A Human Face on Homelessness
Thank you for publishing Melody Finnemore’s timely article, “The Changing Face of Homelessness” (June 2013). It took us into the problem in personal terms and, indeed, put a human face on homelessness. I was gratified to read of the various responses to the issue and the important role the legal profession has to play in meeting the needs of our homeless population.
Ronald Talney, Lake Oswego
Respect for the Decisions
The Oregon Board of Parole and Post-Prison Supervision made a decision to release someone and despite criticism of its decision stuck by its decision until after the governor intervened. Then it reversed the decision and scheduled another hearing.
I recently attended a program where the labor commissioner detailed an administrative process that included an evidentiary hearing before an administrative law judge but then concluded that the decision as to what to do was his (the Labor Commissioner’s) alone regardless of the decision of the administrative law judge after hearing the evidence.
I have encountered the same situation before another state agency. The agency announced what it wanted to do and although the administrative law judge disagreed in his decision, the agency ignored the decision and implemented what it has wanted to do all along.
When we delegate powers, shouldn’t we respect the decisions of those to whom we have delegated?
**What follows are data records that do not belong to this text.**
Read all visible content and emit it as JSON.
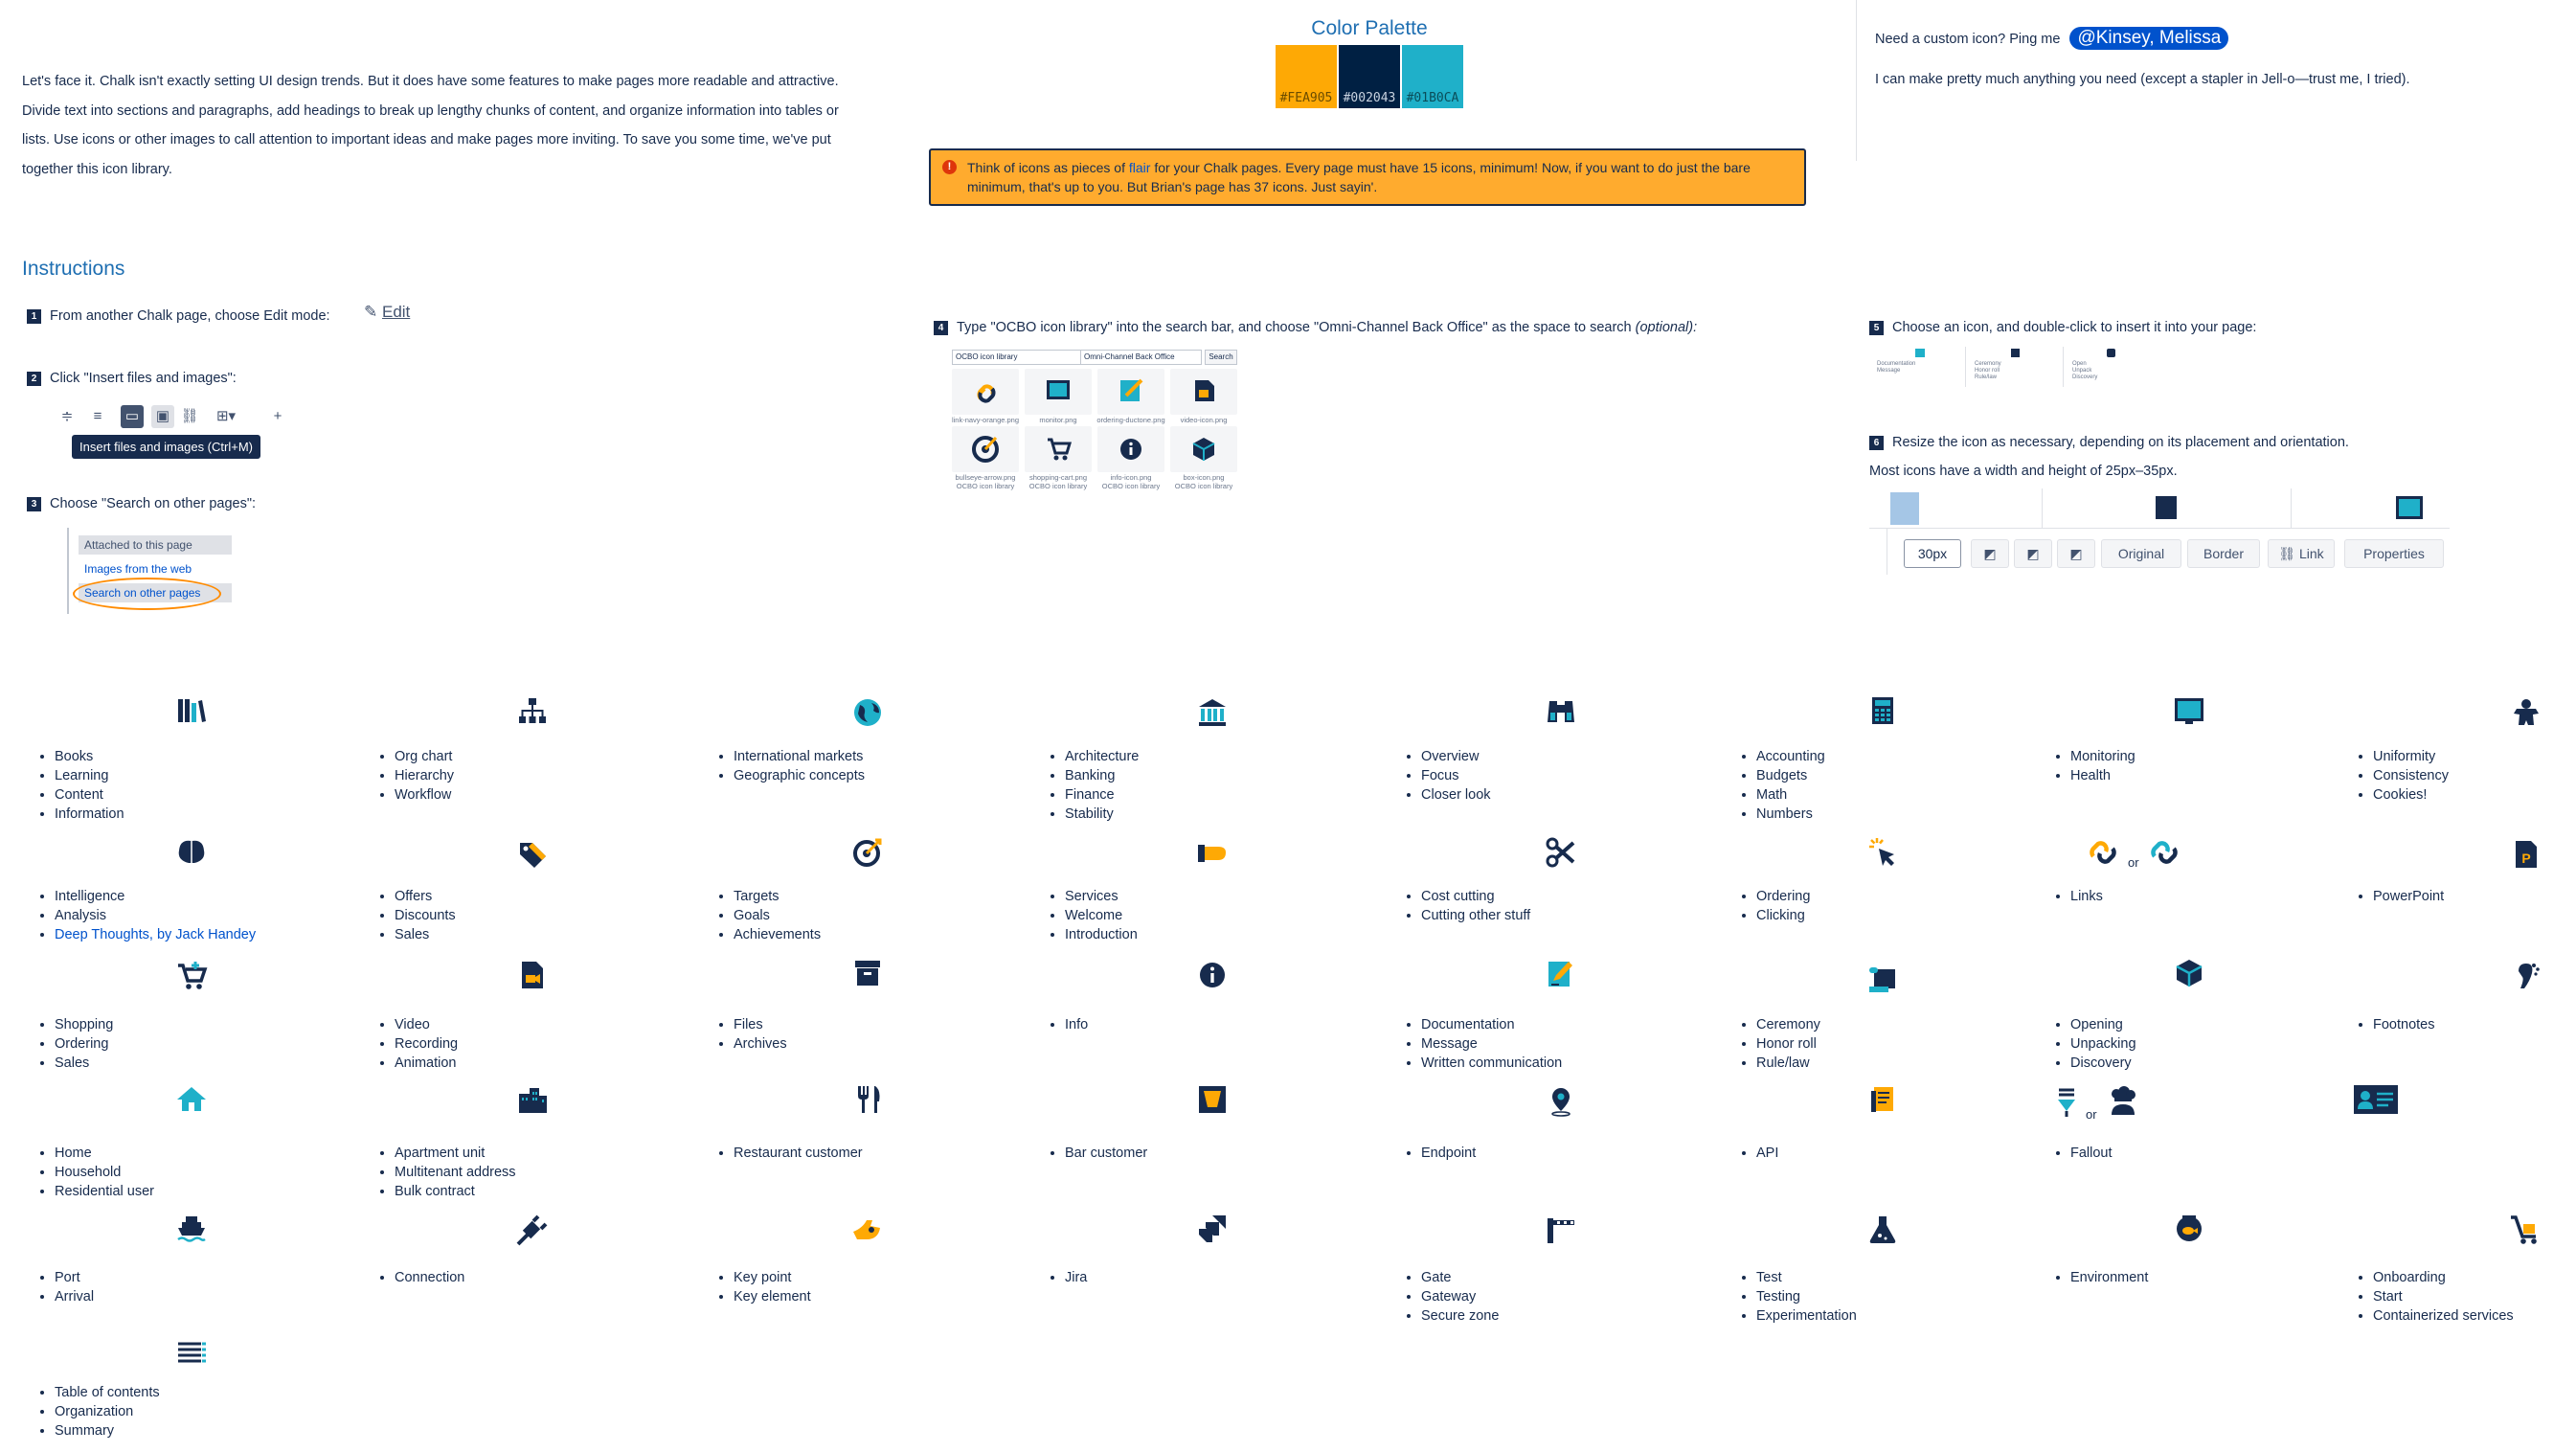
{
  "intro": {
    "text": "Let's face it. Chalk isn't exactly setting UI design trends. But it does have some features to make pages more readable and attractive. Divide text into sections and paragraphs, add headings to break up lengthy chunks of content, and organize information into tables or lists. Use icons or other images to call attention to important ideas and make pages more inviting. To save you some time, we've put together this icon library."
  },
  "palette": {
    "title": "Color Palette",
    "swatches": [
      {
        "label": "#FEA905",
        "color": "#fea905",
        "text_color": "#6b4c00"
      },
      {
        "label": "#002043",
        "color": "#002043",
        "text_color": "#c9d3e0"
      },
      {
        "label": "#01B0CA",
        "color": "#1fb0c9",
        "text_color": "#0a4d59"
      }
    ]
  },
  "flair": {
    "before": "Think of icons as pieces of ",
    "link": "flair",
    "after": " for your Chalk pages. Every page must have 15 icons, minimum! Now, if you want to do just the bare minimum, that's up to you. But Brian's page has 37 icons. Just sayin'."
  },
  "contact": {
    "prompt": "Need a custom icon? Ping me",
    "mention": "@Kinsey, Melissa",
    "note": "I can make pretty much anything you need (except a stapler in Jell-o—trust me, I tried)."
  },
  "instructions": {
    "heading": "Instructions",
    "steps": [
      {
        "num": "1",
        "text": "From another Chalk page, choose Edit mode:"
      },
      {
        "num": "2",
        "text": "Click \"Insert files and images\":"
      },
      {
        "num": "3",
        "text": "Choose \"Search on other pages\":"
      },
      {
        "num": "4",
        "text": "Type \"OCBO icon library\" into the search bar, and choose \"Omni-Channel Back Office\" as the space to search",
        "optional": "(optional):"
      },
      {
        "num": "5",
        "text": "Choose an icon, and double-click to insert it into your page:"
      },
      {
        "num": "6",
        "text": "Resize the icon as necessary, depending on its placement and orientation."
      }
    ],
    "edit_label": "Edit",
    "tooltip": "Insert files and images (Ctrl+M)",
    "menu": [
      "Attached to this page",
      "Images from the web",
      "Search on other pages"
    ],
    "search_query": "OCBO icon library",
    "search_space": "Omni-Channel Back Office",
    "search_button": "Search",
    "results": [
      "link-navy-orange.png",
      "monitor.png",
      "ordering-ductone.png",
      "video-icon.png",
      "bullseye-arrow.png",
      "shopping-cart.png",
      "info-icon.png",
      "box-icon.png"
    ],
    "result_sub": "OCBO icon library",
    "size_note": "Most icons have a width and height of 25px–35px.",
    "size_value": "30px",
    "resize_buttons": [
      "Original",
      "Border",
      "Link",
      "Properties"
    ],
    "step5_items": [
      [
        "Documentation",
        "Message"
      ],
      [
        "Ceremony",
        "Honor roll",
        "Rule/law"
      ],
      [
        "Open",
        "Unpack",
        "Discovery"
      ]
    ]
  },
  "icon_groups": [
    {
      "icon": "books-icon",
      "items": [
        "Books",
        "Learning",
        "Content",
        "Information"
      ]
    },
    {
      "icon": "org-chart-icon",
      "items": [
        "Org chart",
        "Hierarchy",
        "Workflow"
      ]
    },
    {
      "icon": "globe-icon",
      "items": [
        "International markets",
        "Geographic concepts"
      ]
    },
    {
      "icon": "bank-icon",
      "items": [
        "Architecture",
        "Banking",
        "Finance",
        "Stability"
      ]
    },
    {
      "icon": "binoculars-icon",
      "items": [
        "Overview",
        "Focus",
        "Closer look"
      ]
    },
    {
      "icon": "calculator-icon",
      "items": [
        "Accounting",
        "Budgets",
        "Math",
        "Numbers"
      ]
    },
    {
      "icon": "monitor-icon",
      "items": [
        "Monitoring",
        "Health"
      ]
    },
    {
      "icon": "gingerbread-icon",
      "items": [
        "Uniformity",
        "Consistency",
        "Cookies!"
      ]
    },
    {
      "icon": "brain-icon",
      "items": [
        "Intelligence",
        "Analysis"
      ],
      "link": "Deep Thoughts, by Jack Handey"
    },
    {
      "icon": "price-tag-icon",
      "items": [
        "Offers",
        "Discounts",
        "Sales"
      ]
    },
    {
      "icon": "bullseye-icon",
      "items": [
        "Targets",
        "Goals",
        "Achievements"
      ]
    },
    {
      "icon": "welcome-hand-icon",
      "items": [
        "Services",
        "Welcome",
        "Introduction"
      ]
    },
    {
      "icon": "scissors-icon",
      "items": [
        "Cost cutting",
        "Cutting other stuff"
      ]
    },
    {
      "icon": "click-icon",
      "items": [
        "Ordering",
        "Clicking"
      ]
    },
    {
      "icon": "link-icon",
      "items": [
        "Links"
      ],
      "or": "or"
    },
    {
      "icon": "powerpoint-icon",
      "items": [
        "PowerPoint"
      ]
    },
    {
      "icon": "shopping-cart-icon",
      "items": [
        "Shopping",
        "Ordering",
        "Sales"
      ]
    },
    {
      "icon": "video-file-icon",
      "items": [
        "Video",
        "Recording",
        "Animation"
      ]
    },
    {
      "icon": "archive-box-icon",
      "items": [
        "Files",
        "Archives"
      ]
    },
    {
      "icon": "info-icon",
      "items": [
        "Info"
      ]
    },
    {
      "icon": "document-pen-icon",
      "items": [
        "Documentation",
        "Message",
        "Written communication"
      ]
    },
    {
      "icon": "scroll-icon",
      "items": [
        "Ceremony",
        "Honor roll",
        "Rule/law"
      ]
    },
    {
      "icon": "open-box-icon",
      "items": [
        "Opening",
        "Unpacking",
        "Discovery"
      ]
    },
    {
      "icon": "footnote-icon",
      "items": [
        "Footnotes"
      ]
    },
    {
      "icon": "home-icon",
      "items": [
        "Home",
        "Household",
        "Residential user"
      ]
    },
    {
      "icon": "apartment-icon",
      "items": [
        "Apartment unit",
        "Multitenant address",
        "Bulk contract"
      ]
    },
    {
      "icon": "fork-knife-icon",
      "items": [
        "Restaurant customer"
      ]
    },
    {
      "icon": "bar-glass-icon",
      "items": [
        "Bar customer"
      ]
    },
    {
      "icon": "map-pin-icon",
      "items": [
        "Endpoint"
      ]
    },
    {
      "icon": "api-document-icon",
      "items": [
        "API"
      ]
    },
    {
      "icon": "fallout-icon",
      "items": [
        "Fallout"
      ],
      "or": "or"
    },
    {
      "icon": "id-card-icon",
      "items": []
    },
    {
      "icon": "ship-icon",
      "items": [
        "Port",
        "Arrival"
      ]
    },
    {
      "icon": "plug-icon",
      "items": [
        "Connection"
      ]
    },
    {
      "icon": "key-point-icon",
      "items": [
        "Key point",
        "Key element"
      ]
    },
    {
      "icon": "jira-icon",
      "items": [
        "Jira"
      ]
    },
    {
      "icon": "gate-icon",
      "items": [
        "Gate",
        "Gateway",
        "Secure zone"
      ]
    },
    {
      "icon": "flask-icon",
      "items": [
        "Test",
        "Testing",
        "Experimentation"
      ]
    },
    {
      "icon": "fishbowl-icon",
      "items": [
        "Environment"
      ]
    },
    {
      "icon": "onboarding-cart-icon",
      "items": [
        "Onboarding",
        "Start",
        "Containerized services"
      ]
    },
    {
      "icon": "list-icon",
      "items": [
        "Table of contents",
        "Organization",
        "Summary"
      ]
    }
  ],
  "colors": {
    "navy": "#172b4d",
    "orange": "#ffab2e",
    "teal": "#1fb0c9",
    "link": "#0052cc",
    "heading": "#1f6fb2"
  }
}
Otherwise shouldn’t the governor’s after every decision wave his finger in the air to determine which way the political wind is blowing and decide every case that way? Couldn’t we therefore abolish all delegations and all agencies? That would certainly save a lot of money and grief by those of us who think that our efforts might make a difference.
Peter Appleton, Salem
‘Lean In’, or Step Back?
I respect that Mr. Bush believes that the debate over work-life balance should be gender neutral (Parting Thoughts, June 2013). The fact, however, that he failed to actually read Ms. Sandberg’s book shines through in this statement, which completely fails to realize that the reason the issue is not gender neutral is because the expectations with regards to housework, childrearing and professional work are not gender neutral.
From the position of the white male, it is probably difficult to see how the rules for women are different than the rules for men, but they are. His editorial exemplifies this when he tells us how his friends and colleagues handed him back his resignation and “leaned in on (his) behalf.” How many women have this experience? Almost none. Instead, people get into heated discussions about whether women really belong in the workforce when they have children, as so many simply “opt out” once they realize their (implied) higher calling to be mothers. Women pay a penalty for their decision, which is inevitably accepted without question, and men are lauded for it and urged to reconsider.
Until the rules are the same for both genders, the conversation cannot be gender neutral.If Mr. Bush would like to move the conversation towards one of gender neutrality, I suggest that he look for ways to question his own and others’ preconceptions about the “proper” behavior of women in the workplace so that we can all work in a level playing field. Perhaps he could also read the book.
Matti Neustadt Storie, Issaquah, Wash.